NRW Unauffällige Ehe endet mit tödlichen Schüssen
Haan/Wuppertal · Zweiter Verhandlungstag: Ein 60-Jähriger muss sich wegen Totschlags vor dem Landgericht Wuppertal verantworten.
Erst lässt er den Hund in den Garten. Dann holt er die 9-Millimeter-Pistole aus dem Safe in der Abstellkammer. Er nimmt Beruhigungsmittel und beschließt, sich selbst eine Kugel in den Kopf zu jagen. „Ich wollte es richtig machen“, erinnert sich der Angeklagte an den Morgen im März, an dem er beschlossen haben will, sich selbst zu töten. Am Nachmittag war es dann seine schwerverletzte Frau (47), die aus der Wohnung getragen wurde. Da hatte der 60-Jährige 13 Schüsse abgegeben, acht trafen das Opfer in den Rücken und in die Arme. Die Frau starb noch am gleichen Abend an ihren Verletzungen.
Was der wegen Totschlags angeklagte Haaner am zweiten Verhandlungstag vor dem Wuppertaler Landgericht schilderte, waren Szenen vom Ende einer Ehe. Schon Wochen zuvor hatte sich seine Frau von ihm getrennt. An einem Sonntag, für ihn völlig unerwartet, nach sieben Ehejahren. Sie soll zur Fernbedienung gegriffen und den Fernseher ausgeschaltet haben mit den Worten: „Wir müssen reden!“ Sie liebe ihn nicht mehr, es sei vorbei. „Wenn sie etwas nicht mehr wollte, dann war das so“, zeichnet der Angeklagte das Bild einer willensstarken Frau, der er sich nicht habe widersetzen können.

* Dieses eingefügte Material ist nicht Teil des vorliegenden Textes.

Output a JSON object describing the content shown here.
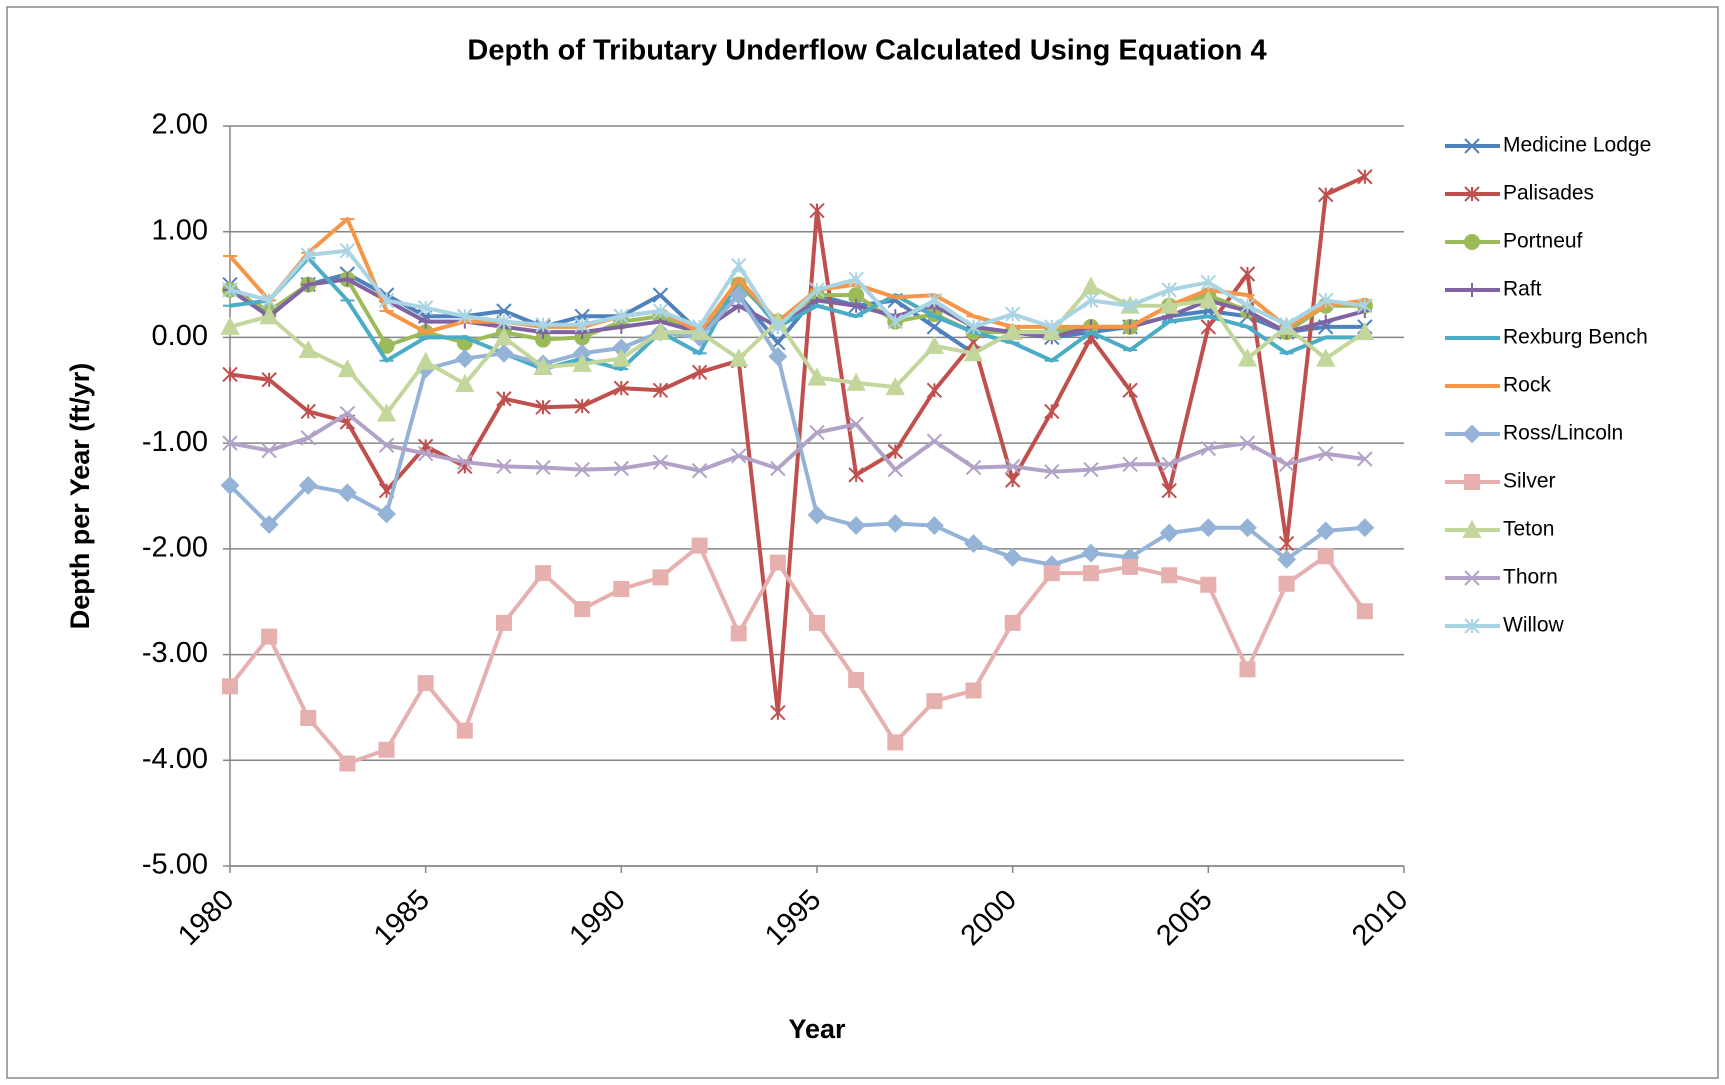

Sieben Umzüge in sieben Ehejahren - und er habe alles bezahlt. Auch nach Haan habe er nicht ziehen wollen. „Meine Frau hatte die vorherige Wohnung einfach gekündigt. Dann hat sie sich die neue angeschaut und gesagt: Die ist super.“ Über die Wohnungssuche spricht er so, als sei all das an ihm vorbeigelaufen. Seine Frau habe bei einem Sicherheitsdienst gearbeitet, die Waffen hätten sie als Sportschützen legal besessen. Mit der Scheidung habe er sich abgefunden, seit der Trennung habe sich jeder in ein eigenes Zimmer zurückgezogen. Seine Frau habe einen eigenen Anwalt gewollt, den habe er ihr auch bezahlt.
Auslöser der Ehekrise soll ein Herzstillstand gewesen sein, den er im Herbst 2019 erlitten hatte. Damals sei ihm ein Defibrillator „eingebaut“ worden, seither habe er immer wieder Schmerzen und Panikattacken gehabt. Mehrmals sei er einfach umgekippt - seine Frau habe die Befürchtung geäußert, dass er pflegebedürftig werden könnte und „nur noch Gemüse“ sei. Noch kurz vor der Trennung soll sie ihm aber auch das gesagt haben: „Ich liebe Dich bis zum Mond und zurück.“ Erst in der Strafakte habe er gelesen, das sie Bekannten aus dem Motorrad-Club damals gesagt haben soll, er müsse jetzt mal „den Arsch hochkriegen“. Er sei depressiv gewesen wegen seiner Erkrankung, ihm sei alles zu viel geworden. „Das hätte nie passieren dürfen“ sagt er über die Tat.